Recently, there was even a case in which a cow had been attacked close to a cowshed.

Goto, with 60 years of experience as a hunter, has captured more than 10 brown bears so far, but there had not been any attacks on milk cows until recently.

Increasing cases of damage to crops of corn for feed, believed to be caused by brown bears other than OSO18, are also reported.

“Yezo sika deer are increasing sharply in the neighborhood, and brown bears no longer hibernate because they can feed on Yezo sika deer during winter,” Goto said, speculating on the reasons for the recent situation. “The changes in the global environment are leading to agricultural damage caused by brown bears.”

Still, Goto says he will not give up.

“This town relies on dairy farming. I want to do something to help dairy farmers get out of difficulty, as they hesitate to expand cultivation of corn for feed thinking the crops are inducing (damage),” he said.

“We are gradually grasping (the animal’s) behavioral characteristics and patterns. We want to capture it somehow for the sake of dairy farmers and local agriculture,” he added.

Local governments and local farm coops whose members reported damage – JA Shibecha and JA Kushiro Ota – are taking various measures with the help of experts.

JA Shibecha is supporting hunters by providing subsidies for summer hunting clothes and box traps.
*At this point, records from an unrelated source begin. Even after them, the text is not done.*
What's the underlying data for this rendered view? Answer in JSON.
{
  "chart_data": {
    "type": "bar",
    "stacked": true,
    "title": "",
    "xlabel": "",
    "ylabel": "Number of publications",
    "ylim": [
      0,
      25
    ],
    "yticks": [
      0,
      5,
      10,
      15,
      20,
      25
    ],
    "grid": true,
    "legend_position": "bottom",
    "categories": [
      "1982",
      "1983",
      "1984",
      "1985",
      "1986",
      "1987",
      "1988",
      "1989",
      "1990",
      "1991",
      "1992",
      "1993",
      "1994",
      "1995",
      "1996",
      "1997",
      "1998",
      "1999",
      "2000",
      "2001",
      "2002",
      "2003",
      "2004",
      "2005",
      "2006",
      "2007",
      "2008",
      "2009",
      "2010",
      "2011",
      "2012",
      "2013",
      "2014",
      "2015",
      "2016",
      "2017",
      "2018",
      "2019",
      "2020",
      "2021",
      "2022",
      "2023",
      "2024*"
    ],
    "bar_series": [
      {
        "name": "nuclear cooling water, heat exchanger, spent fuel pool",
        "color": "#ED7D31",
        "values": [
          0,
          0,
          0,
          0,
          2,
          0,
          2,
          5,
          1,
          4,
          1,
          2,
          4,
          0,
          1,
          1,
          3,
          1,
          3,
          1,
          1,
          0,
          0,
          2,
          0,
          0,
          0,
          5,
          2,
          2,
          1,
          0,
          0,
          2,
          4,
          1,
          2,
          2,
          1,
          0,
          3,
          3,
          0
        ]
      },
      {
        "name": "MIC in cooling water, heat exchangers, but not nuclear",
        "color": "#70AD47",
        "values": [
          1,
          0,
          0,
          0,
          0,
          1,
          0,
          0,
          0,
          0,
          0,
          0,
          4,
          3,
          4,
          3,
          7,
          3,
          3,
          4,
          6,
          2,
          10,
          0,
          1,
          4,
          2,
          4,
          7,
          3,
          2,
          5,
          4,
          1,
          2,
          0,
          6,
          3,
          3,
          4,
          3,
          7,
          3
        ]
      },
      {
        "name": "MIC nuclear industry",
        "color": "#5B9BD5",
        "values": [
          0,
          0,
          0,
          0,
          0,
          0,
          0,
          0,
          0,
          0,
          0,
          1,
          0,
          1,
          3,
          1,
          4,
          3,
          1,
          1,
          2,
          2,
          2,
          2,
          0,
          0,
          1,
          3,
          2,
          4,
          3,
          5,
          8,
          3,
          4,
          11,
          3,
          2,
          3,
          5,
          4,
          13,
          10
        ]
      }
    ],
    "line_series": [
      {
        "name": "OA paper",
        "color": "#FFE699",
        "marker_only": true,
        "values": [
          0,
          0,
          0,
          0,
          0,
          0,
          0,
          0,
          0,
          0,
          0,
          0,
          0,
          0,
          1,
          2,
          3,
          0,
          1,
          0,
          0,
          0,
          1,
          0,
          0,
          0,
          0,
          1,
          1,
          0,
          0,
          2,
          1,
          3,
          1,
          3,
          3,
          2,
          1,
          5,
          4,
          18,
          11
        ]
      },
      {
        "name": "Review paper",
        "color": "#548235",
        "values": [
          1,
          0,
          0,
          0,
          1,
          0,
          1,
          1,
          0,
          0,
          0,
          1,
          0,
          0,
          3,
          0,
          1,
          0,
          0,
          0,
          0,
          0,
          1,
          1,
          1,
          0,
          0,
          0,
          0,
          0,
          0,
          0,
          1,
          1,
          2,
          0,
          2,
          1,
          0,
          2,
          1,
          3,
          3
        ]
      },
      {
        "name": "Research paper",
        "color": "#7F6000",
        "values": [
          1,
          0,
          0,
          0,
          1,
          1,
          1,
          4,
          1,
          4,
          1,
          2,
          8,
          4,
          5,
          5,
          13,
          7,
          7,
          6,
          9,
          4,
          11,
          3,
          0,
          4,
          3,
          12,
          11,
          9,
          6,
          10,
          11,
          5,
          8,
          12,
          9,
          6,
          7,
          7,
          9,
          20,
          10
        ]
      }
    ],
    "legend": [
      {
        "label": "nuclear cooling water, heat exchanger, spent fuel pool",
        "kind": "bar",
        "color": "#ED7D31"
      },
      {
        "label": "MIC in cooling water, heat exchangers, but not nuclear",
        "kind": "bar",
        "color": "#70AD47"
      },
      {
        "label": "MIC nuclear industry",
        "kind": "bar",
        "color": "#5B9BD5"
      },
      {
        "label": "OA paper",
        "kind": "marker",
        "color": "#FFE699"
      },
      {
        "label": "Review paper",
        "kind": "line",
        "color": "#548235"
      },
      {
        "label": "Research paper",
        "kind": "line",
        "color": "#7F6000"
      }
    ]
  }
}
It also flies drones to grasp the damage caused by wildlife on corn crops.

Nearly 20 farms in the area covered by JA Shibecha confirmed damage on their corn crops in the last fiscal year.

JA Kushiro Ota also plans to introduce box traps for capturing bears and drones for taking aerial shots of damage on crops.

Arrangements are made for JA Kushiro Ota officials to report immediately when they receive information of damage from farmers.